Walking along the shoreline close to the village of Coatepeque gives one the impression that the locals are more knowledgeable about the lake than scientists. Fertilizer, sewage, and seasonal rainfall have all loaded the lake in ways that make algal blooms more dramatic and the color shifts more noticeable, according to the Coatepeque Foundation, which has been monitoring water quality for years and has long maintained that runoff from the residences and eateries now lining the rim is making the system more sensitive. This is the story’s awkward part. Perhaps the larger lever is pollution rather than deep crust. The volcano angle is preferred in tourism marketing. There is sometimes disagreement between the water samples.

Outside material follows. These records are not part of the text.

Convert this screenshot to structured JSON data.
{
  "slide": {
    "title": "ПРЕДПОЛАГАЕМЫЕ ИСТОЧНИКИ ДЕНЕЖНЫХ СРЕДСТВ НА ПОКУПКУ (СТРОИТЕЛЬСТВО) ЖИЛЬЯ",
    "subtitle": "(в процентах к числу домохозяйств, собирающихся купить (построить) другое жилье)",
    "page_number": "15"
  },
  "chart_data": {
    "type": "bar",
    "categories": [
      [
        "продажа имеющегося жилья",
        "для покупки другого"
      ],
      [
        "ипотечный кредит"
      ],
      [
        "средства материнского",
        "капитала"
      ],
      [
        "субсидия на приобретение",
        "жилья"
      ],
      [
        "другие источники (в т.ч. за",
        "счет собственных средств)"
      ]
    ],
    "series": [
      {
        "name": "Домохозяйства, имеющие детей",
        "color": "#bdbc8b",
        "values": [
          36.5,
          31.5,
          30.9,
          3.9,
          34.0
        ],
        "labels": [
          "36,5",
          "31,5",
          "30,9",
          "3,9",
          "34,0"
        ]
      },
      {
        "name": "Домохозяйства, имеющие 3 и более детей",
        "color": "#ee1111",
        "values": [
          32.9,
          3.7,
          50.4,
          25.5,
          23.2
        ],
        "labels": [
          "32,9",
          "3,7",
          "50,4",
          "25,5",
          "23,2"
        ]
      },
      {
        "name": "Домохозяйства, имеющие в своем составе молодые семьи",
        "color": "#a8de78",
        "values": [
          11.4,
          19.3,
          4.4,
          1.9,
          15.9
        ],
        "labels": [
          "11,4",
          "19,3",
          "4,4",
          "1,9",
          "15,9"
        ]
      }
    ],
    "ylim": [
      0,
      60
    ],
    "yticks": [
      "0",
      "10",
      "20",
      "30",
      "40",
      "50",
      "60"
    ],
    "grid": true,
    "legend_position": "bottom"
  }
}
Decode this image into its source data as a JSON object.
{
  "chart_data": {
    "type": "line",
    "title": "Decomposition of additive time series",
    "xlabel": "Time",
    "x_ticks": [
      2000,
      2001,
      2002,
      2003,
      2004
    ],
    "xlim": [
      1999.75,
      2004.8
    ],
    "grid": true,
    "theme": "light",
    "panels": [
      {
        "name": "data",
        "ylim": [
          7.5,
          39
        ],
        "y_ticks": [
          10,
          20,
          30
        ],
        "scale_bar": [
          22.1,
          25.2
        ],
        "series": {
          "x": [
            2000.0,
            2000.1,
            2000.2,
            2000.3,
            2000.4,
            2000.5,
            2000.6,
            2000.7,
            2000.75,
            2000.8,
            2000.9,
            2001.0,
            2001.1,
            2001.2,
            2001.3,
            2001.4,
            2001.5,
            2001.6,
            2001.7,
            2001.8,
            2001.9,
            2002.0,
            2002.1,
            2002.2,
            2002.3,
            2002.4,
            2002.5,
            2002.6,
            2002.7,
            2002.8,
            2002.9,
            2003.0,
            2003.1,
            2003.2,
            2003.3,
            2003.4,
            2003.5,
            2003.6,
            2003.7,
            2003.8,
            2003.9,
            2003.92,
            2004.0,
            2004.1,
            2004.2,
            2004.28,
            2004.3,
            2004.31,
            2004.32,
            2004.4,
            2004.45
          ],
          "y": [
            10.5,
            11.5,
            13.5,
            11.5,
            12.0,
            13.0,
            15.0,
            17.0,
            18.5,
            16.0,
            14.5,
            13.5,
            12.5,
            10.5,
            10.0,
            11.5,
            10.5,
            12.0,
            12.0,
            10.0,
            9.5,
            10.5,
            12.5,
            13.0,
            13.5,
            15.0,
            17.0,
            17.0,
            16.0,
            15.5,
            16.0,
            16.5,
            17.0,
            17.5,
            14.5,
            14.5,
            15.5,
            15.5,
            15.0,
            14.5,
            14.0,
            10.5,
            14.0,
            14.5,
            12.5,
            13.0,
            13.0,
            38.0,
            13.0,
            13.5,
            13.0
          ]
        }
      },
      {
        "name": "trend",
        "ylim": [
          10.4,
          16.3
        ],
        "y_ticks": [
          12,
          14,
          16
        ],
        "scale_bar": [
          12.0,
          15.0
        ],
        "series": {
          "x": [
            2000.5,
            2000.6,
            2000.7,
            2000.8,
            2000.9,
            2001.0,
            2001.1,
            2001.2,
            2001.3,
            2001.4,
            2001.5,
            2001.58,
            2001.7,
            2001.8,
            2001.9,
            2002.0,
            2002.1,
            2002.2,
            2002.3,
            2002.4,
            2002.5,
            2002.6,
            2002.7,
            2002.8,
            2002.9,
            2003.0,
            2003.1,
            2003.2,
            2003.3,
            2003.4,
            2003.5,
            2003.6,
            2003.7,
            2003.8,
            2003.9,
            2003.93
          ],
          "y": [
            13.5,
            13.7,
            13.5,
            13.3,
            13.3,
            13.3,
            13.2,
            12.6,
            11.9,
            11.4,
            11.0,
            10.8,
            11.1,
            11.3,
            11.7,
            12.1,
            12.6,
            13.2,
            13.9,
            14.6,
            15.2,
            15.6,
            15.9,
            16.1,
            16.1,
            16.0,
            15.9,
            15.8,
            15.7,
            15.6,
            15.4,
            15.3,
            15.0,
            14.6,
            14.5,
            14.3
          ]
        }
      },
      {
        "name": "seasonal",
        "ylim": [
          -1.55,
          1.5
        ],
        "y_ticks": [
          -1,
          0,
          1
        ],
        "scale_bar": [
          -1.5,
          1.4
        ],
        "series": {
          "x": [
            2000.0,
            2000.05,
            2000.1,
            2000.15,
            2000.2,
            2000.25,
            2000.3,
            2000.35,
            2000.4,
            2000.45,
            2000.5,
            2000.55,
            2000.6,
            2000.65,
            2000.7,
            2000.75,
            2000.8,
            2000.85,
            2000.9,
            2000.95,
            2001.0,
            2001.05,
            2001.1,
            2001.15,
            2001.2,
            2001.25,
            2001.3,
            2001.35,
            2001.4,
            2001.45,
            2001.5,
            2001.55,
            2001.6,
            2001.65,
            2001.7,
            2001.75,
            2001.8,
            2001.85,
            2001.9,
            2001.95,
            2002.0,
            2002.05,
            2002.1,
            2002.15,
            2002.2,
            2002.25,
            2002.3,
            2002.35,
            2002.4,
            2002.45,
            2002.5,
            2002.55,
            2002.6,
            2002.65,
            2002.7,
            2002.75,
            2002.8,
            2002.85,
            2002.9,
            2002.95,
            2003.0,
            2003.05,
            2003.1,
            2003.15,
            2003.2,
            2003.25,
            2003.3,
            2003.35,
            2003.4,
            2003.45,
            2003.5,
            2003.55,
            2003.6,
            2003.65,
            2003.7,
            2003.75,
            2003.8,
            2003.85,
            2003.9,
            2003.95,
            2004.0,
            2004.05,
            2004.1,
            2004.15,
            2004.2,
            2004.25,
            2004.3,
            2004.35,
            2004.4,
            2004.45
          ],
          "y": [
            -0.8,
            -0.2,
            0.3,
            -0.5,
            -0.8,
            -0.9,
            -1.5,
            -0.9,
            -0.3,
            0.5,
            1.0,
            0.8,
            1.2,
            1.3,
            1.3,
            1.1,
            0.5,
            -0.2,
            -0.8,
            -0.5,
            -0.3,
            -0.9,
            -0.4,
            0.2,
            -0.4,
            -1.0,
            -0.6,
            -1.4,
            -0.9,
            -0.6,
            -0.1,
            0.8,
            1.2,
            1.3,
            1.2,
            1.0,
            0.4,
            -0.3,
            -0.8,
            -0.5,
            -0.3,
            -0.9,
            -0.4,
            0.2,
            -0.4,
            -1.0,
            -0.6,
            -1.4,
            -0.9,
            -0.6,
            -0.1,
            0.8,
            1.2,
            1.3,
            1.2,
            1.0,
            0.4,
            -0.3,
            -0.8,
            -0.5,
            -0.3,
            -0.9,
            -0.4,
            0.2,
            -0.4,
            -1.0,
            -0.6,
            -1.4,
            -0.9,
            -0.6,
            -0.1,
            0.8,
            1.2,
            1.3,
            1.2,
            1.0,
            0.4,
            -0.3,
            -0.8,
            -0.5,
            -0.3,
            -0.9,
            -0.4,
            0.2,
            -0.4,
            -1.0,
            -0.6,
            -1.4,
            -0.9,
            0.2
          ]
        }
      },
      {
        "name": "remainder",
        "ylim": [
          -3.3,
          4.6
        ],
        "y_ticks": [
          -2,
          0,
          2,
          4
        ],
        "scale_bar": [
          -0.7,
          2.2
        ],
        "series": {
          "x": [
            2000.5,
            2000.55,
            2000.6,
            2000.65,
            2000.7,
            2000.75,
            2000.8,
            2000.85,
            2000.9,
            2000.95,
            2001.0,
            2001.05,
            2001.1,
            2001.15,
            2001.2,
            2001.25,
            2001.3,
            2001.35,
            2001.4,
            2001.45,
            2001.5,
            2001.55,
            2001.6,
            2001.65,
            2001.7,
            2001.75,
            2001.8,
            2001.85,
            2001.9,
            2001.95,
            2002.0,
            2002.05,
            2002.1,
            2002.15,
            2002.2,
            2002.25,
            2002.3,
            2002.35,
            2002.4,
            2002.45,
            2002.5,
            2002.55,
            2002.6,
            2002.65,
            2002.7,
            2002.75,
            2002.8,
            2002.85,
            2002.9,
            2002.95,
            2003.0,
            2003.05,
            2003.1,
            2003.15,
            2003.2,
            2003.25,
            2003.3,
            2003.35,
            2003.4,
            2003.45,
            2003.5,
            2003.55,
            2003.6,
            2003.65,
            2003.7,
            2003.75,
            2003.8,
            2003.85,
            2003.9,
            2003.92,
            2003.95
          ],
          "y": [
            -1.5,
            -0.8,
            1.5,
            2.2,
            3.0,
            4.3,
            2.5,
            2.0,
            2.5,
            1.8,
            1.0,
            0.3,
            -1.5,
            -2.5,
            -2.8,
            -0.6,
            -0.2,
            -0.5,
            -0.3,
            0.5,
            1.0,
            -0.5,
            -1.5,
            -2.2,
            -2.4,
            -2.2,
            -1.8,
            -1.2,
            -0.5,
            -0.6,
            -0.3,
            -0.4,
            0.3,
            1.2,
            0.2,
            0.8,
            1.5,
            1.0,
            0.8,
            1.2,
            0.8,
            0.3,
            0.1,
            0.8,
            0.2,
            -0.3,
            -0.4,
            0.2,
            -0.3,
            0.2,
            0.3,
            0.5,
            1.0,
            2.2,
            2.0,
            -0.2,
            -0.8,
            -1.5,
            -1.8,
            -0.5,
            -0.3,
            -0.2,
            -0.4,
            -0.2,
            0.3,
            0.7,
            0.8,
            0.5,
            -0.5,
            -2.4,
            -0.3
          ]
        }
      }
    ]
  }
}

When you observe this from a distance, the magnitude of the unknowns is what sticks with you. There are more variables in a 7-kilometer-wide caldera with an average depth of 35 meters and a deepest depth of 115 meters than any monitoring network could possibly cover. Part of the reason the science is still weaker than the spectacle is that the nation has more urgent issues than a lake that occasionally turns turquoise. One of those questions that probably won’t be resolved until the lake or the nearby volcano provides an answer is whether or not that matters more than it appears.